# Burton Ale Yeast



## ricardo (22/3/15)

Used this yeast for the first time yesterday on a porter. I had read that this yeast was top cropping so put a blow off tube on, this morning i took a look to find yeast quite vigorously coming out of the tube into the water. Obviously this is very active but is it bad to be losing all this yeast, will my fermentation stall due to a lack of yeast in the wort. I pitched a 1.2 liter starter into 22 liters of wort and the fermenter holds 30 liters.


----------



## Dan Pratt (22/3/15)

I too used that same yeast for a porter the other week with 20lts into a 30lts FV, no blow off tube and the krausen was about 4 inches from the top, no worries.

As for the yeast finishing the job, if its overflowing then you have more than enough to do job.

in hind site I should of kept the yeast cake for a black IPA.....


----------



## ricardo (22/3/15)

that's good to hear, hopefully nothing to worry about


----------



## ricardo (24/3/15)

Hi Pratty

how quickly did you find this yeast finishes the job? I know you shouldn't monitor by airlock activity but this seems dead already after 3 days, will take a reading later but just curious. Obviously i'll leave it on the yeast cake for a few weeks to clean up


----------



## ricardo (24/3/15)

just took a reading and this is at 1.020 after 3 days so well on the way


----------



## Dan Pratt (24/3/15)

Took about 3 or 4 days from memory.
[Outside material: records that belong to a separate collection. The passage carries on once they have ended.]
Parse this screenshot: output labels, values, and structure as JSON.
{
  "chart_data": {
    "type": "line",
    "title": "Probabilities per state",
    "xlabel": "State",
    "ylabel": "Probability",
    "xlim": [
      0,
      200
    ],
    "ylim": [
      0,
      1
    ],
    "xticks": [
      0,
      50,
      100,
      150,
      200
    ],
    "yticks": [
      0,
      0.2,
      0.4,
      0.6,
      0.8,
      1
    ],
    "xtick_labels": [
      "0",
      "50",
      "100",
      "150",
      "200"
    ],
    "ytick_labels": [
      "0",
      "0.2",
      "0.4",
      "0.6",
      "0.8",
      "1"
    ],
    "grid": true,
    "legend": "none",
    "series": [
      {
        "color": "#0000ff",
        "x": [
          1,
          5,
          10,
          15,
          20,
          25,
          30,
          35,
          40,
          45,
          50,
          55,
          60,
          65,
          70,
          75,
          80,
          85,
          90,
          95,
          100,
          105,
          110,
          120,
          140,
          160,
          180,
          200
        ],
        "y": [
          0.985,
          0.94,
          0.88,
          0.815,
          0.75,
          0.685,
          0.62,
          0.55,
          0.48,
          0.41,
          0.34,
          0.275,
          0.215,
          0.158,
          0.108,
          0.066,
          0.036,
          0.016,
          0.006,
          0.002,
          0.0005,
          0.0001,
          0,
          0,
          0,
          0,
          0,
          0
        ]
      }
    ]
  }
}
Left it for another 4days to clean up before cold crashing.


----------



## mofox1 (12/6/15)

Consistently getting 80%+ attenuation with this beauty of a yeast. Which is not a bad thing, it's made 4 excellent batches so far (and after the first I knew what to expect).

My Janet's Brown went from 1.062 to 1.012... a bigger stout went from 1.080 to 1.016, similar story with the two other brews.

Why the heck do white labs say 69 - 75% attenuation? Seems a big gap, especially since I would expect to hit the lower end of the expected range (I don't use O2, I just shake the crap out the cube to aerate)... Yeast starter is usually 0.5L - 1L, decanted and stepped up to 2 - 2.5L.

Anyone else getting higher than expected attenuation?


----------